Most developers of learning materials are probably aware that the ServiceSETA adopted a new procedure for accreditation earlier this year. Where they previously evaluated the online application for compliance and then arranged a site visit during which the evaluator evaluated both the QMS and learning programmes for programme approval, they now first do a desktop evaluation of the documentation before arranging a site visit. The provider has to submit the QMS and learning materials in hard copy to the offices of the SETA for evaluation before any site visit is arranged.
In their Accreditation guidelines for providers the SETA states: ‘It should be confirmed if the material was purchased. If this is the case, then an agreement of sale to use the material should be presented and submitted to ServiceSETA during the desktop compliance check and that this should be customised to suit the training provider’s specifications.’

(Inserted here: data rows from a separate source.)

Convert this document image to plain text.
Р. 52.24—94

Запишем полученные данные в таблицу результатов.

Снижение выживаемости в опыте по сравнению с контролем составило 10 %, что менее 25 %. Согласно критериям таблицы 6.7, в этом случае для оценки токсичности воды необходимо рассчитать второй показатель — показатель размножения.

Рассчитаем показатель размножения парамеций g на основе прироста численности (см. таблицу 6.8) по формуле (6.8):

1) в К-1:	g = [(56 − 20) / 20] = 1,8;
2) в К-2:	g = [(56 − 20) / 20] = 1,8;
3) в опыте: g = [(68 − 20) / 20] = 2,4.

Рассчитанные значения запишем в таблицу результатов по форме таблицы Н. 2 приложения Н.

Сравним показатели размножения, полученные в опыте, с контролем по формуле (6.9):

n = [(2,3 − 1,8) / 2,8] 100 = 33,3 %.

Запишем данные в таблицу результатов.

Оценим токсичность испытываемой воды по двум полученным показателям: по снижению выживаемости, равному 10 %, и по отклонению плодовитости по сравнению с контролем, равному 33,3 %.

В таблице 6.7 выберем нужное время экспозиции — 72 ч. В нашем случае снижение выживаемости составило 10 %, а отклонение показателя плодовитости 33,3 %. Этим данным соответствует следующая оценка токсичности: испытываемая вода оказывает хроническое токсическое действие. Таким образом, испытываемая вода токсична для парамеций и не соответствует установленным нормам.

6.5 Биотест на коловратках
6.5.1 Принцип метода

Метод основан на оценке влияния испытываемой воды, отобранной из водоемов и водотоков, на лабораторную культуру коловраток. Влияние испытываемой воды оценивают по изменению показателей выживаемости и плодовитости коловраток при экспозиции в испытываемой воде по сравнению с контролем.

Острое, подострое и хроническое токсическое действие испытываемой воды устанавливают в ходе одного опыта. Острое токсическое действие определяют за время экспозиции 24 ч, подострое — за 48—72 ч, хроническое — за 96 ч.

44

My interpretation of this is that it opens the door for material developers to alert the SETA if a provider does not meet his/her commitments in terms of payment and does, therefore, not obtain legal rights to submit the purchased materials to the SETA for evaluation for programme approval. Relevant correspondence should be sufficient proof that the materials were obtained from a specific developer.
The statement also implies, in my opinion, that the developer of the learning materials should customise the materials to meet the requirements of the provider, i.e. contextualise the materials for the target group of learners and not merely ‘sell’ as off-the-shelf.
I am interested in hearing the views of other members of SkillsUniverse.